The main metric used to measure the waterproof capacity of tents is hydrostatic head (HH). HH ratings are applied to products during lab testing in which an open-ended test tube is placed on top of the fabric and filled with water to apply water pressure to the surface of the fabric. The water volume (and, thus, pressure) is then steadily increased and the point at which the water passes through the fabric determines the fabric’s HH.
Hydrostatic head ratings are given in millimeters and commonly found on product specifications as follows: 10,000 HH or 10,000mm HH. Simply put, the higher the HH, the more waterproof a product’s fabric is.
Hydrostatic head in practice
In most countries, a HH rating of at least 1,000mm HH is required for any tent to be marketed as “waterproof.” In reality, however, tents with a 1k HH rating are capable of withstanding only the very lightest of short-lived showers.
The hydrostatic head rating of the rain flies on most three-season tents ranges from around 1,500mm to 2,500mm. Tents at the lower end of this scale can be prone to leakage after extended exposure to moderate rainfall but those around and above the 2k-mark are usually capable of withstanding a combination of heavy rain and strong winds and, as such, are suitable for all but the most extreme conditions.
Tents with a HH rating in excess of 2,500mm fall into the proverbial “bombproof” category, meaning they are able to withstand heavy downpours, gale-force winds, and the added pressure of objects or bodies pressed against the fabric from the inside, something that can cause leakage in models with a lower HH rating. This HH rating is most commonly found in the fabric used on expedition and mountaineering tents.

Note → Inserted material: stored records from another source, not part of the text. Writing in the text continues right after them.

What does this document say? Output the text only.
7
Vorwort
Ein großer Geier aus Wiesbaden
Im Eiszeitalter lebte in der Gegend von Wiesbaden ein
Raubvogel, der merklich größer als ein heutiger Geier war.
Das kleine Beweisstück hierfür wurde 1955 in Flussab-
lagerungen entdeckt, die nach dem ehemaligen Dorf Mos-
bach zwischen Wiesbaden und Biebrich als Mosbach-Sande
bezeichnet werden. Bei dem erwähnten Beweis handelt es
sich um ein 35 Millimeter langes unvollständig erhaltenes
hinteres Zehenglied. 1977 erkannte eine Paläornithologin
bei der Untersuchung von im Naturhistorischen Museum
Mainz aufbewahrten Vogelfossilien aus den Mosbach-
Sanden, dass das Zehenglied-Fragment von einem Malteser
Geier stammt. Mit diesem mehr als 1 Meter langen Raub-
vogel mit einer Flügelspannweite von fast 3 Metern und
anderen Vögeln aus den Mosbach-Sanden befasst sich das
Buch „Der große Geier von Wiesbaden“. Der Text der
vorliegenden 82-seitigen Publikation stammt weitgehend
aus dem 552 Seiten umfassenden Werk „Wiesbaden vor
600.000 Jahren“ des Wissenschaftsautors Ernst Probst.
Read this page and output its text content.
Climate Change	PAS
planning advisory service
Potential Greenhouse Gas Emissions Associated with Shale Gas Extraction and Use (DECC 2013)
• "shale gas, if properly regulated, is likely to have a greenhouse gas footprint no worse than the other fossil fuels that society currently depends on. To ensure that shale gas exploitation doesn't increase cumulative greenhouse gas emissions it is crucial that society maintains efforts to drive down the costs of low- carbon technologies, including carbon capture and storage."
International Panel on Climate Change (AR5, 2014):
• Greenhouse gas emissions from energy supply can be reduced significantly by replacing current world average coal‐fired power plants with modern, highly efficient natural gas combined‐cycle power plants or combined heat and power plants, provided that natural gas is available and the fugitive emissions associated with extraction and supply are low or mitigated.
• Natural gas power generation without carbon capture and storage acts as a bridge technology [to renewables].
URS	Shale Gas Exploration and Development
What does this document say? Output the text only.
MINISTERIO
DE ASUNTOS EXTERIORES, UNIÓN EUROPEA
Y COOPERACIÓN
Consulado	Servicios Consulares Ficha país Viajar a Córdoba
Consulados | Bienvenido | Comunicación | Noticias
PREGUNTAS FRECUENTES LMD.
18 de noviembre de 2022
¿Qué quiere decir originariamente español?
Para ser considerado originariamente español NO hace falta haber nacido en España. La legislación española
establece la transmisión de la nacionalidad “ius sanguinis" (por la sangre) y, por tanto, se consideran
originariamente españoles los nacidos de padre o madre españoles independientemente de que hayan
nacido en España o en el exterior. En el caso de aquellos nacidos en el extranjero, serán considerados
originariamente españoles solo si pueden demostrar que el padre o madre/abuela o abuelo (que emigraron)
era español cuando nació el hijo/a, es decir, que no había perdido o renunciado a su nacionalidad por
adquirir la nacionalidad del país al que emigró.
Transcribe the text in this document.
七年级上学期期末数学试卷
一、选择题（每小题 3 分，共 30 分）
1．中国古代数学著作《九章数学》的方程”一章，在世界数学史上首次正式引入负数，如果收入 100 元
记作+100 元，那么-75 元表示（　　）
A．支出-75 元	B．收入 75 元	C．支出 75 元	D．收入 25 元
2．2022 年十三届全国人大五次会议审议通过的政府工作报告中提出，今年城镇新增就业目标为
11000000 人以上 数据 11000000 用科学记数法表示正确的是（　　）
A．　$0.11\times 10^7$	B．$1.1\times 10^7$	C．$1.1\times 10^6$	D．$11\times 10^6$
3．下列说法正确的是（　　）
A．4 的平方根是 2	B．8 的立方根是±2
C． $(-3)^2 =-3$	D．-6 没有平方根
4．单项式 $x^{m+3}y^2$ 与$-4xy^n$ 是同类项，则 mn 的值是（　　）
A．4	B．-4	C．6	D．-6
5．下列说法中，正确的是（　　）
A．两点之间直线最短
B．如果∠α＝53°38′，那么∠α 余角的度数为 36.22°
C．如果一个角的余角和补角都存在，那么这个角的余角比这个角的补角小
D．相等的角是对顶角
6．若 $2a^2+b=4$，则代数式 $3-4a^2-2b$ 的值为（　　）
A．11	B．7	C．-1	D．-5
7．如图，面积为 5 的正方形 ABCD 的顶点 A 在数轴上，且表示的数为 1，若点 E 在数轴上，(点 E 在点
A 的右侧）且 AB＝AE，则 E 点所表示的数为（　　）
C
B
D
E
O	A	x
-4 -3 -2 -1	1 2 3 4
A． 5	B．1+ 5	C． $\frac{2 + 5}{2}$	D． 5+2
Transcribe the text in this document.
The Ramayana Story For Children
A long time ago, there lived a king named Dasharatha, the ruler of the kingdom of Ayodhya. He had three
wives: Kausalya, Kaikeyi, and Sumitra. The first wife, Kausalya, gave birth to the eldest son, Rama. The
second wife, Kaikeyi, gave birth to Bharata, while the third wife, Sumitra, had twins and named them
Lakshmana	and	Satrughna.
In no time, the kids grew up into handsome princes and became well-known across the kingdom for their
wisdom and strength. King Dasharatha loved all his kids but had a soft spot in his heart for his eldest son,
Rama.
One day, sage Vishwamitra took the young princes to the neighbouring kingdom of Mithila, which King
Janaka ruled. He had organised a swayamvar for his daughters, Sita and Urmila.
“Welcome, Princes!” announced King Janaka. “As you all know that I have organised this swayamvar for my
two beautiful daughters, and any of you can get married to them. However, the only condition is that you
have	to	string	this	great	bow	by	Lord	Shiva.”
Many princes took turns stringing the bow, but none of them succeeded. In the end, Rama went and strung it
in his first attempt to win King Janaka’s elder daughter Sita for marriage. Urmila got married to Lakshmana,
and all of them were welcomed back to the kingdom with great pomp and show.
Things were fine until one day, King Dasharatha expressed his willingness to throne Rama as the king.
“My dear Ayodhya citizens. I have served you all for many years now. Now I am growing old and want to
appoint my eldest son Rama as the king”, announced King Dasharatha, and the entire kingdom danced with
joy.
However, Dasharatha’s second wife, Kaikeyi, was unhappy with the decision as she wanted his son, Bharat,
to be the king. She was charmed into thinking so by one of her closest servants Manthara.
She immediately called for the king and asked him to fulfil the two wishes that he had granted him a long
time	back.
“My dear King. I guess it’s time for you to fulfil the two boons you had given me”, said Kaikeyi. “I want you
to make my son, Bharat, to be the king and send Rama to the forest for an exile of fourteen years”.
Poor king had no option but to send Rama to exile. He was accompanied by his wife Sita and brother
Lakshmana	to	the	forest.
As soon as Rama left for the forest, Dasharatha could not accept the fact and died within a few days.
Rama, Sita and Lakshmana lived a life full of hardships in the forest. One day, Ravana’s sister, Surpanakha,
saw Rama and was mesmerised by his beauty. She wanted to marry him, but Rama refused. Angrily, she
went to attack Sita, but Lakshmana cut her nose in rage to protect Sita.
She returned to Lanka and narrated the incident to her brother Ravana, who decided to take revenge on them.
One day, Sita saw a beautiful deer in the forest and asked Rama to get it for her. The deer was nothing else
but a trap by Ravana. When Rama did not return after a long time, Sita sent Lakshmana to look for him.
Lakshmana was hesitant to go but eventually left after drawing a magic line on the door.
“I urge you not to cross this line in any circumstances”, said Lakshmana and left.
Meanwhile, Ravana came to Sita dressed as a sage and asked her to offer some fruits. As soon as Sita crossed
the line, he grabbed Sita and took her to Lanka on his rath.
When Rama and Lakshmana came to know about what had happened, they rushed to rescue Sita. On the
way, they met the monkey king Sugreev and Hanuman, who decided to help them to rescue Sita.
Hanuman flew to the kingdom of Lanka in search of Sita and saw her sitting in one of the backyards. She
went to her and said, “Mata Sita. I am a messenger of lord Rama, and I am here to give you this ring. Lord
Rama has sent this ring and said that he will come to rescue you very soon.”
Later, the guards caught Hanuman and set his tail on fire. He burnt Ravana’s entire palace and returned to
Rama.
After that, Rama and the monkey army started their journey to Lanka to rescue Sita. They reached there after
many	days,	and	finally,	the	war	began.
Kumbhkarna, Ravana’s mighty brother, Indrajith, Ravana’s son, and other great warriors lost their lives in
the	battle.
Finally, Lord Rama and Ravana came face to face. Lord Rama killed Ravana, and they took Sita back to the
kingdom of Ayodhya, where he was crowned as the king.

In most cases, the floor used in any camping tent will have a much higher HH rating than the rainfly. This is because more pressure is applied on the flooring by the tent’s occupants and their gear, which increases the likelihood of groundwater seeping through the fabric. Consequently, most tent floors have HH ratings of over 2,000mm, with three-season models usually falling into the 3,000-4,000mm range and four-season models often scaling as high as 8,000mm.
While HH ratings give us an indication of how waterproof a tent’s fabric is, the fabric alone is not the only factor contributing to a tent’s overall waterproofness. Three other factors to look out for are the use or absence of a DWR coating, the seams, and the zippers.
In addition to the PU coating or membrane that forms a tent’s main resistance against water, many rain flies (and some tent inners) are treated with a DWR (durable water-resistant) coating. In short, this coating causes water to bead up on the surface of the fabric and then roll off, thus reducing the chance of saturation.
The seams on a tent are one of its greatest points of potential weakness owing to the fact that they join two pieces of separate fabric and are pocked with hundreds of tiny holes where the fabric has been stitched together. As such, the most waterproof varieties of tent usually have seams that are double-stitched (to secure the bind of the two sheets of fabric) sealed (treated with a layer of hydrophobic glue or sealant to prevent leaks), or taped (lined with waterproof tape during manufacturing).
Another factor contributing to how well a tent will resist the elements is the protection provided around the zippers. A good tent will always have storm flaps—strips of fabric that fold over the zipper and fastened with velcro to prevent rain from coming through the teeth of the zipper.